Ist Charakter entscheidend bei einer Spielerverpflichtung? Auf jeden Fall. Weil wir von der Gesamtart des Vereins und aber auch von der Art, wie wir Fußball spielen, vielleicht mehr als andere über das Kollektiv kommen.
Die Führungsriege erscheint beim BVB auch manchmal wie ein Kumpel-Gegenmodell im Vergleich mit anderen Großklubs... Das ist so.
Was ist der Vorteil? Naja, Kumpel ist vielleicht doch nicht ganz der richtige Ausdruck, weil er bedeuten würde, dass wir abends ständig gemeinsam rausgehen und unsere Freizeit miteinander verbringen. So ist es ja nicht. Wir haben aber einfach totales Vertrauen zueinander. Was jedoch nicht ausschließt, dass wir sehr kontrovers diskutieren. Das Besondere am BVB ist, dass von diesen Diskussionen nie etwas verlautet.

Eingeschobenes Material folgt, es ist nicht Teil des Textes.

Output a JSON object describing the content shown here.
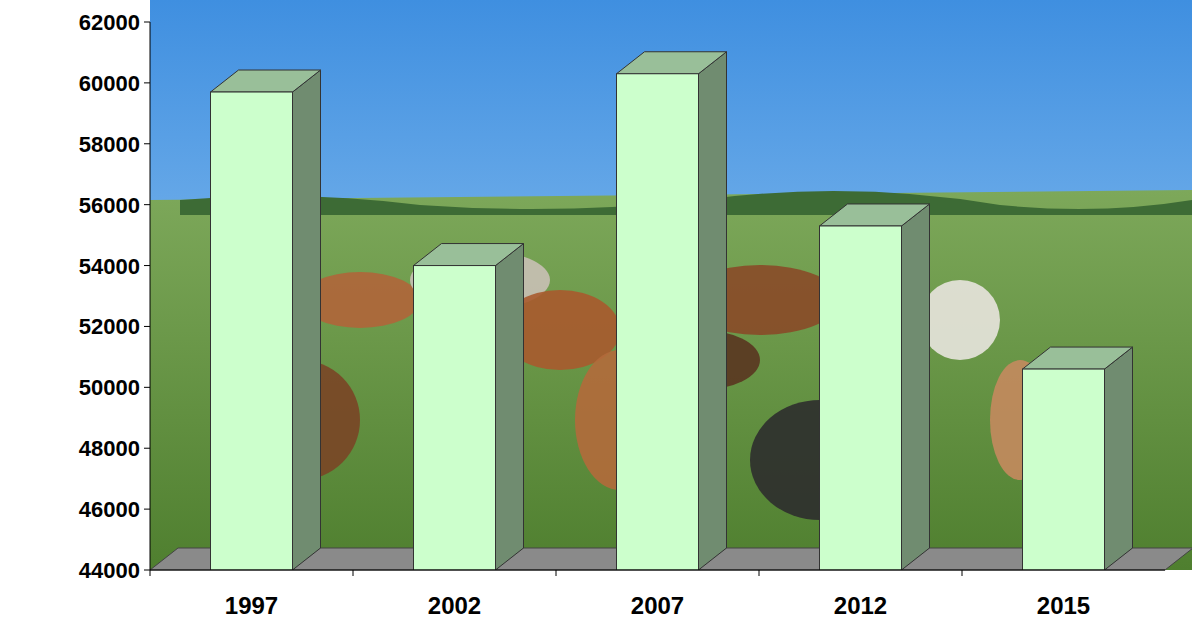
{
  "chart_data": {
    "type": "bar",
    "categories": [
      "1997",
      "2002",
      "2007",
      "2012",
      "2015"
    ],
    "values": [
      59700,
      54000,
      60300,
      55300,
      50600
    ],
    "color": "#ccffcc",
    "ylim": [
      44000,
      62000
    ],
    "yticks": [
      44000,
      46000,
      48000,
      50000,
      52000,
      54000,
      56000,
      58000,
      60000,
      62000
    ],
    "grid": false
  }
}
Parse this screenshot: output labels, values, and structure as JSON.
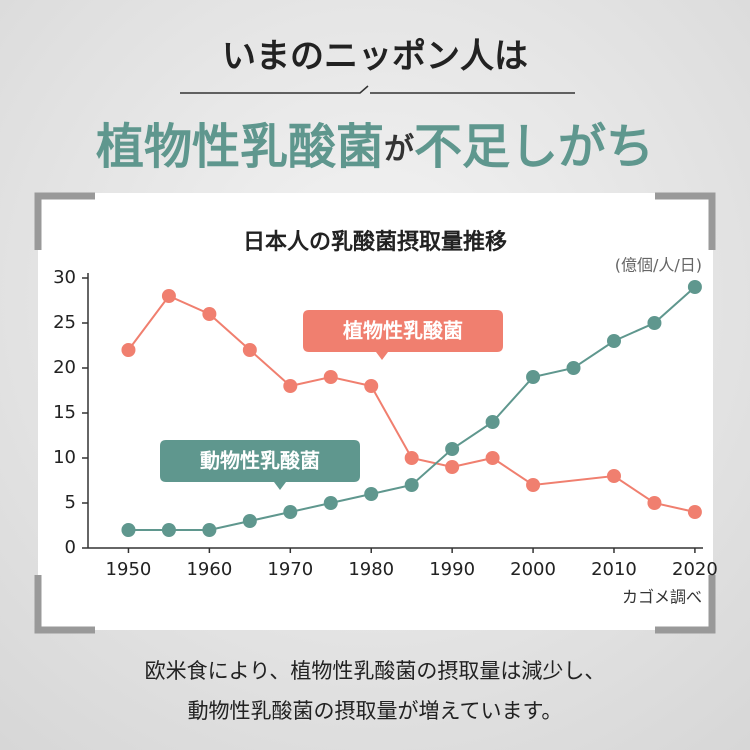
{
  "header": {
    "subtitle": "いまのニッポン人は",
    "title_parts": [
      "植物性乳酸菌",
      "が",
      "不足しがち"
    ]
  },
  "chart_data": {
    "type": "line",
    "title": "日本人の乳酸菌摂取量推移",
    "y_unit": "(億個/人/日)",
    "source": "カゴメ調べ",
    "xlim": [
      1945,
      2021
    ],
    "xticks": [
      1950,
      1960,
      1970,
      1980,
      1990,
      2000,
      2010,
      2020
    ],
    "ylim": [
      0,
      30
    ],
    "yticks": [
      0,
      5,
      10,
      15,
      20,
      25,
      30
    ],
    "series": [
      {
        "name": "植物性乳酸菌",
        "color": "#f07f6f",
        "x": [
          1950,
          1955,
          1960,
          1965,
          1970,
          1975,
          1980,
          1985,
          1990,
          1995,
          2000,
          2010,
          2015,
          2020
        ],
        "values": [
          22,
          28,
          26,
          22,
          18,
          19,
          18,
          10,
          9,
          10,
          7,
          8,
          5,
          4
        ]
      },
      {
        "name": "動物性乳酸菌",
        "color": "#5f978e",
        "x": [
          1950,
          1955,
          1960,
          1965,
          1970,
          1975,
          1980,
          1985,
          1990,
          1995,
          2000,
          2005,
          2010,
          2015,
          2020
        ],
        "values": [
          2,
          2,
          2,
          3,
          4,
          5,
          6,
          7,
          11,
          14,
          19,
          20,
          23,
          25,
          29
        ]
      }
    ]
  },
  "caption": [
    "欧米食により、植物性乳酸菌の摂取量は減少し、",
    "動物性乳酸菌の摂取量が増えています。"
  ]
}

Wenn Sie zu anderen Vereinen hinüberschauen: Worin erkennen Sie die Nachteile für einen Klub ohne ähnliches Vertrauensmodell? Kontinuität hilft immer. Wenn du dein Führungspersonal alle zwei, drei Jahre auswechselst, kriegst du nämlich immer wieder Brüche. Und das andere ist das Vertrauen. Du kannst dir alles sagen. Du kannst dich dabei komplett fallen lassen. Du kannst noch so absurde Ideen ausdiskutieren, ohne die Angst haben zu müssen, dass das öffentlich werden könnte. Darin haben wir eine extrem hohe Kultur. Und das hilft sogar dramatisch. Wenn du genau das nicht hast, kannst du nicht mit einem Personaletat, der die Hälfte von dem von Bayern beträgt, zweimal hintereinander Deutscher Meister werden. Das ist für mich eine ganz klare Bedingung dafür.

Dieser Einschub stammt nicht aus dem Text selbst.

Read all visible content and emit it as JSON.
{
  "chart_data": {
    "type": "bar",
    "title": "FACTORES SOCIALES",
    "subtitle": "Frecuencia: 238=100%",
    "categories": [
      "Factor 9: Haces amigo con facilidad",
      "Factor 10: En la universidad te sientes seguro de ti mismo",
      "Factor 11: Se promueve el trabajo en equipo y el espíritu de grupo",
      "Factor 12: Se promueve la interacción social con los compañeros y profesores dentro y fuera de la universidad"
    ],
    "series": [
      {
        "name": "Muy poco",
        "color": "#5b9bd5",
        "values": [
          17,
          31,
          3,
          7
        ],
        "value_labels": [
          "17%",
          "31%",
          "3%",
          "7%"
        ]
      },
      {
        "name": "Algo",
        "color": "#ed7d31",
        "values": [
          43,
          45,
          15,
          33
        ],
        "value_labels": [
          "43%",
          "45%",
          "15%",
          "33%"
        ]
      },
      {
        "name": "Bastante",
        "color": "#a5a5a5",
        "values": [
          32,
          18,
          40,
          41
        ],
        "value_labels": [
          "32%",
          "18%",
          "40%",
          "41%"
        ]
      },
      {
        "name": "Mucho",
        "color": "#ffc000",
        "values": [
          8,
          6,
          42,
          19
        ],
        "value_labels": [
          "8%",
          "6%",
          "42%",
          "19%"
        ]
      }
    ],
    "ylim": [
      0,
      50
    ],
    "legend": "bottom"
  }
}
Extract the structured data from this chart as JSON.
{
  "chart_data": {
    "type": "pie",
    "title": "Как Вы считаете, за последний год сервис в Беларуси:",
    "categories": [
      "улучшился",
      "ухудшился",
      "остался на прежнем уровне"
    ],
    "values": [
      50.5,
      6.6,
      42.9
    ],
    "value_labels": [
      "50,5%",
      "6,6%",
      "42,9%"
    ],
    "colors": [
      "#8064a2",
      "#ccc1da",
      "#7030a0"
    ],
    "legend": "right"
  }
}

Ist dieses Modell nach einer rationalen Fehleranalyse vorangegangener Jahre entstanden? Nein, das hat sich einfach entwickelt. Rational war die Entscheidung für Jürgen Klopp und einen neuen Fußballstil. Aber dass damit diese Art der Zusammenarbeit einher gehen würde, wussten wir alle nicht. Das kann man auch nicht kopieren. Irgendwann wird es sich also verändern. Das muss dann natürlich nicht schlechter sein. Wobei: Wir sind altersmäßig nicht so weit auseinander. Vielleicht hören wir ja alle irgendwann zusammen auf.

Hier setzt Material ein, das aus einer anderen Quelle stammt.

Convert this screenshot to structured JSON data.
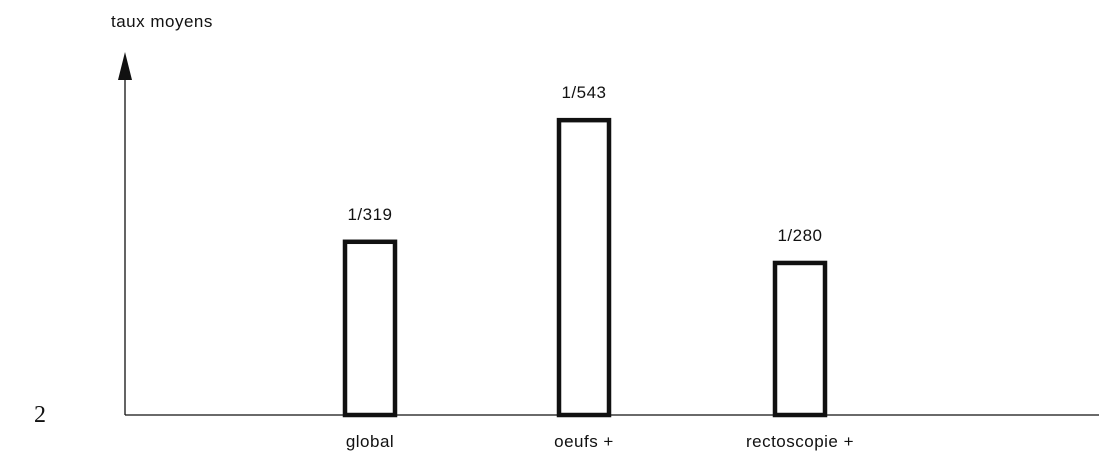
{
  "page_number": "2",
  "chart_data": {
    "type": "bar",
    "ylabel": "taux moyens",
    "xlabel": "",
    "categories": [
      "global",
      "oeufs +",
      "rectoscopie +"
    ],
    "values": [
      319,
      543,
      280
    ],
    "data_labels": [
      "1/319",
      "1/543",
      "1/280"
    ],
    "ylim": [
      0,
      640
    ],
    "grid": false,
    "legend": "none",
    "bar_style": "outline",
    "colors": {
      "bar_stroke": "#111111",
      "bar_fill": "#ffffff",
      "axis": "#111111"
    }
  }
}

Schauen Sie denn am Jahresende zurück und fragen sich: Wie war’s denn so für uns? Ich habe über eine Woche gebraucht, um mit dem Champions-League-Finale klarzukommen. Weil man ja weiß, dass man das als Borussia Dortmund nicht so häufig hat. Aber nach einer Woche hat sich bei mir dann doch das Gefühl eingestellt: Vielleicht wäre das auch des Guten etwas zu viel gewesen. Vielleicht ist es sogar wichtig für uns gewesen, so ein sympathischer Verlierer auf Topniveau gewesen zu sein. 2012, 2013 waren ja unfassbare Jahre. Auch 2011. Ansonsten neige ich nicht groß dazu, zurückzuschauen. Nur Silvester vielleicht.
An Silvester wünscht man sich traditionell auch etwas für das kommende Jahr... Ich wünsche mir, dass wir so eine Verletzungssituation nie mehr erleben. Wenn die Mannschaft ganz überwiegend fit ist, werden wir eine gute Rückrunde spielen, da bin ich sehr sicher, dann werden wir versuchen, uns ein bisschen weiter nach vorne zu arbeiten. Und natürlich wünsche ich mir, dass wir die beiden Pokalrunden überstehen. Damit wäre ich dann schon sehr zufrieden.
Und was wünschen Sie sich für den Fußball insgesamt? Ich hoffe, dass der Fußball sich nicht zu sehr populistischen Einflüssen aussetzt. Das Spiel muss im Vordergrund stehen. Und dieses Spiel sollte man nicht verändern! Wenn ich höre, dass Schiedsrichter demnächst mit Sprühflasche Neun-Meter-Distanzen für Freistoßmauern malen soll, da frage ich mich: Wie krank muss eigentlich jemand sein, um auf so etwas zu kommen?